En aquel tiempo, dijo Jesús a sus discípulos: «El que me ama guardará mi palabra, y mi Padre lo amará, y vendremos a él y haremos morada en él. El que no me ama no guardará mis palabras. Y la palabra que estáis oyendo no es mía, sino del Padre que me envió. Os he hablado de esto ahora que estoy a vuestro lado, pero el Defensor, el Espíritu Santo, que enviará el Padre en mi nombre, será quien os lo enseñe todo y os vaya recordando todo lo que os he dicho. La paz os dejo, mi paz os doy; no os la doy yo como la da el mundo. Que no tiemble vuestro corazón ni se acobarde.
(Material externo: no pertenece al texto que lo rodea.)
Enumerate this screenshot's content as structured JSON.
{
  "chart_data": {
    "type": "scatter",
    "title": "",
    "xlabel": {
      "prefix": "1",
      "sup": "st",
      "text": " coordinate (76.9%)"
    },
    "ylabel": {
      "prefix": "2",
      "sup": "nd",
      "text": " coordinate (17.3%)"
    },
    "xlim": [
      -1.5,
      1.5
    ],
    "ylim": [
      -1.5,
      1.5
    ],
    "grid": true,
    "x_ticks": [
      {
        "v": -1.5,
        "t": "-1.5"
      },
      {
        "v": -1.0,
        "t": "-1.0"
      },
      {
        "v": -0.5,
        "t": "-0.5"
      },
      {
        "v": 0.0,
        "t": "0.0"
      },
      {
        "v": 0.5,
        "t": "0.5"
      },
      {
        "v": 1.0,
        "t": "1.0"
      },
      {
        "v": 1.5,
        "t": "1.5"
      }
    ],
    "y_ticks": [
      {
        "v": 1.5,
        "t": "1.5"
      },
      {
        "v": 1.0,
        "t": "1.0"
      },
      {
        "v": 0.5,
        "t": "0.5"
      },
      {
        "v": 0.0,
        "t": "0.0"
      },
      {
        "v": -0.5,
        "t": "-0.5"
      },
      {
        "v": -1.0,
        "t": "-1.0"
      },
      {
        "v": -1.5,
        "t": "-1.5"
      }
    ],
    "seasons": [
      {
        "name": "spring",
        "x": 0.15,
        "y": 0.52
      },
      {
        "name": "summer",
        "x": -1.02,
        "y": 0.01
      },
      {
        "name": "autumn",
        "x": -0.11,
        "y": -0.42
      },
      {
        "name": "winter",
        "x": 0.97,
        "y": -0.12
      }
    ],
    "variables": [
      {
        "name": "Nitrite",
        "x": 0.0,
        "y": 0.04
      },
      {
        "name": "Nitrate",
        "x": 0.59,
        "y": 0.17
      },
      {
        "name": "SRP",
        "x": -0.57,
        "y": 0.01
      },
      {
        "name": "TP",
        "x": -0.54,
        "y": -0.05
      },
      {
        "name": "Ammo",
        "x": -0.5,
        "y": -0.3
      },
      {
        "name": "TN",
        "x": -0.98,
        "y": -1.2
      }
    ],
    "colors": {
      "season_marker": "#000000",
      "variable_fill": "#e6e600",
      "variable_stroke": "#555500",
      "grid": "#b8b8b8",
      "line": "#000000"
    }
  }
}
Me habéis oído decir: «Me voy y vuelvo a vuestro lado.» Si me amarais, os alegraríais de que vaya al Padre, porque el Padre es más que yo. Os lo he dicho ahora, antes de que suceda, para que cuando suceda, sigáis creyendo.»
Lectura del santo evangelio según san Juan 14,23-29
Todo
Jesús es la Palabra de Dios. No es solo una idea o un mensaje bonito: es Dios mismo haciéndose humano para mostrarnos cómo vivir de verdad. En Él descubrimos lo que significa ser plenamente humanos, con profundidad, sentido y alegría.
Sabemos que la vida no siempre es fácil. A veces se pone cuesta arriba y nos sentimos solos. Pero Jesús, en el Evangelio de Juan que leemos este domingo, nos recuerda algo esencial: no caminamos solos. Si lo dejamos entrar en nuestra vida, si escuchamos su voz, su Espíritu empieza a hablarnos al corazón, guiándonos paso a paso, como un susurro suave que nos orienta incluso en medio del ruido.
En Jesús encontramos todo. No hay verdad más grande que la que Él ya nos ha dicho. Y como nos conoce a fondo —más que nosotros mismos—, nos envía su Espíritu para recordarnos que el Corazón de Dios está siempre ahí como casa para nosotros.
Esa es nuestra verdadera paz. No significa que no habrá dolor o momentos duros. Significa que Jesús estará con nosotros en medio de todo eso, atravesándolo con nosotros. En su muerte y resurrección, nuestra historia —con sus luces y sombras— se abre a un horizonte mayor de lo que podemos imaginar.